US State Department Human Rights Report for El Salvador

Last month the US State Department issued its Human Rights Report for 2014 for El Salvador.   The following is the Executive Summary:
El Salvador is a constitutional multi-party republic. In March voters elected Salvador Sanchez Ceren of the Farabundo Marti National Liberation Front (FMLN) as president for a five-year term in generally free and fair elections. Free and fair legislative assembly and municipal elections took place in 2012. Authorities failed at times to maintain effective control over the security forces.  
The principal human rights problems were widespread corruption; weaknesses in the judiciary and the security forces that contributed to a high level of impunity; and abuse, including domestic violence, discrimination, and commercial sexual exploitation of women and children.  
Other human rights problems included isolated unlawful killings and cruel treatment by security forces, harsh and life-threatening prison conditions, lengthy pretrial detention, some restrictions on freedom of speech and press, trafficking in persons and human smuggling, including of unaccompanied children, and discrimination against persons with disabilities and persons with HIV/AIDS. There was also widespread discrimination and some violence against lesbian, gay, bisexual, and transgender (LGBT) persons.

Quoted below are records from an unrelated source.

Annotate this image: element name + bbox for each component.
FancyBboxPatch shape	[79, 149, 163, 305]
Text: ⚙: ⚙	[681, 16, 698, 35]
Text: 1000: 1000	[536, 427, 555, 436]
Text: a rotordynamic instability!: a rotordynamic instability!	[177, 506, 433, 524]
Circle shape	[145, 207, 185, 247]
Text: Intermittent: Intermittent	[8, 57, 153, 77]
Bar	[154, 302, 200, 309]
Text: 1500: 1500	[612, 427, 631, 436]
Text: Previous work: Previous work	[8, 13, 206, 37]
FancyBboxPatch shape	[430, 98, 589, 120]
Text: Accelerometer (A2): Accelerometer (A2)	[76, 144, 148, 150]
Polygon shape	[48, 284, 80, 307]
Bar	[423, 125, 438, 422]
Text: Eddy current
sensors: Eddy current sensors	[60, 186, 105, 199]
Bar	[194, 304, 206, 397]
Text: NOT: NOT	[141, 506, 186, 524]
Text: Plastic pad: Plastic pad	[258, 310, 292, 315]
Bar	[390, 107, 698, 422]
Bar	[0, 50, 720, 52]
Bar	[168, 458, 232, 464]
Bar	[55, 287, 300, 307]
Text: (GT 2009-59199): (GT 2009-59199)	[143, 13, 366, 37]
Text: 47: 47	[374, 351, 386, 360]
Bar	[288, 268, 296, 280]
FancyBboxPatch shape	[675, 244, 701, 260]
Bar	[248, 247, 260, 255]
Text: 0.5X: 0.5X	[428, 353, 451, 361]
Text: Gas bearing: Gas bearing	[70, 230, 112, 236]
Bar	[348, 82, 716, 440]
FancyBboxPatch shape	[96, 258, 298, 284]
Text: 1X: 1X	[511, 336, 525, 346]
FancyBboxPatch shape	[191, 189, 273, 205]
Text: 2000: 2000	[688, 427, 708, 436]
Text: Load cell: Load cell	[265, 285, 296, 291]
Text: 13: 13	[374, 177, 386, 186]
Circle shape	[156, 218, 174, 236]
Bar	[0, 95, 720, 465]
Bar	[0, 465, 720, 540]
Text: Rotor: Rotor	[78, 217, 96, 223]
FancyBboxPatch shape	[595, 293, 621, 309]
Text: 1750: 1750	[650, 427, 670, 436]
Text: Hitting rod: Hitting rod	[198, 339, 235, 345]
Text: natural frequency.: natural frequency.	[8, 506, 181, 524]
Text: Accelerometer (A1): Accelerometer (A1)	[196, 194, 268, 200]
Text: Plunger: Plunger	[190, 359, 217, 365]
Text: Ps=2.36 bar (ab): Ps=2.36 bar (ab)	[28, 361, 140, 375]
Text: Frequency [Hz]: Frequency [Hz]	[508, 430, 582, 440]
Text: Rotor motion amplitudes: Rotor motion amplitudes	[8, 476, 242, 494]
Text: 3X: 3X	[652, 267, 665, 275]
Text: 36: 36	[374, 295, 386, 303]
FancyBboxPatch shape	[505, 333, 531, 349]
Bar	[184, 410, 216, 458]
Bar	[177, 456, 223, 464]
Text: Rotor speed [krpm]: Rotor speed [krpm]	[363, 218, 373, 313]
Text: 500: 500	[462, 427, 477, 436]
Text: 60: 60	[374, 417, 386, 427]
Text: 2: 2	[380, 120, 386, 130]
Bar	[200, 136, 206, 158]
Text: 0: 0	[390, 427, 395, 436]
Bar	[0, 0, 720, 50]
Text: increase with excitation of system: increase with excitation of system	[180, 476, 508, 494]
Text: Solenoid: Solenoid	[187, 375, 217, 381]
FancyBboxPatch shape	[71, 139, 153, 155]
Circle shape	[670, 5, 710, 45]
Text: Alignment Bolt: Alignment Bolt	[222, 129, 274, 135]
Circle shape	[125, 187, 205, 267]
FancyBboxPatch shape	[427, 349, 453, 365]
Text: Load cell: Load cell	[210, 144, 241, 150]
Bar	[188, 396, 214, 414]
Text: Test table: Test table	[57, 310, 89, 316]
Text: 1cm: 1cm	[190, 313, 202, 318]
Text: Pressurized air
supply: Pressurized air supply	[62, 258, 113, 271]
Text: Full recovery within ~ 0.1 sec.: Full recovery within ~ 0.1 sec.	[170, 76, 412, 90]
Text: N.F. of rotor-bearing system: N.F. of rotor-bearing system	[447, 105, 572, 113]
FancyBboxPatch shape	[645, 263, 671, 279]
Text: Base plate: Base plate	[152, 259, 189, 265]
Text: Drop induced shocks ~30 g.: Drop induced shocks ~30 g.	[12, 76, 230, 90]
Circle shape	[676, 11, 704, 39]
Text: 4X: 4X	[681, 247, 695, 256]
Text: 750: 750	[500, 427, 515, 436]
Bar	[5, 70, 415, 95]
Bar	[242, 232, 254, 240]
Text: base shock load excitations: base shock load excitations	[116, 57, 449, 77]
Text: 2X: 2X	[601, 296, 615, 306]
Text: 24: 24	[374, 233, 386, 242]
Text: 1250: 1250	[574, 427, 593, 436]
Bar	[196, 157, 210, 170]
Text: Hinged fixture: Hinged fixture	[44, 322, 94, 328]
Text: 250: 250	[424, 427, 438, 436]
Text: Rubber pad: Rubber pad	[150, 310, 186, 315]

Child labor and inadequate enforcement of labor laws also were problems.  
Impunity persisted despite the government taking steps to dismiss some officials who committed abuses in the penitentiary system and within the police force.
Read the entire report here.

With the dramatic increase in gang violence and the iron-fisted police and military response to it, I expect that the 2015 report will show a significant deterioration in the area of extra-judicial killings and cruel treatment by the security forces.


Comments

The section on sexual and reproductive rights sounds like a completely different country!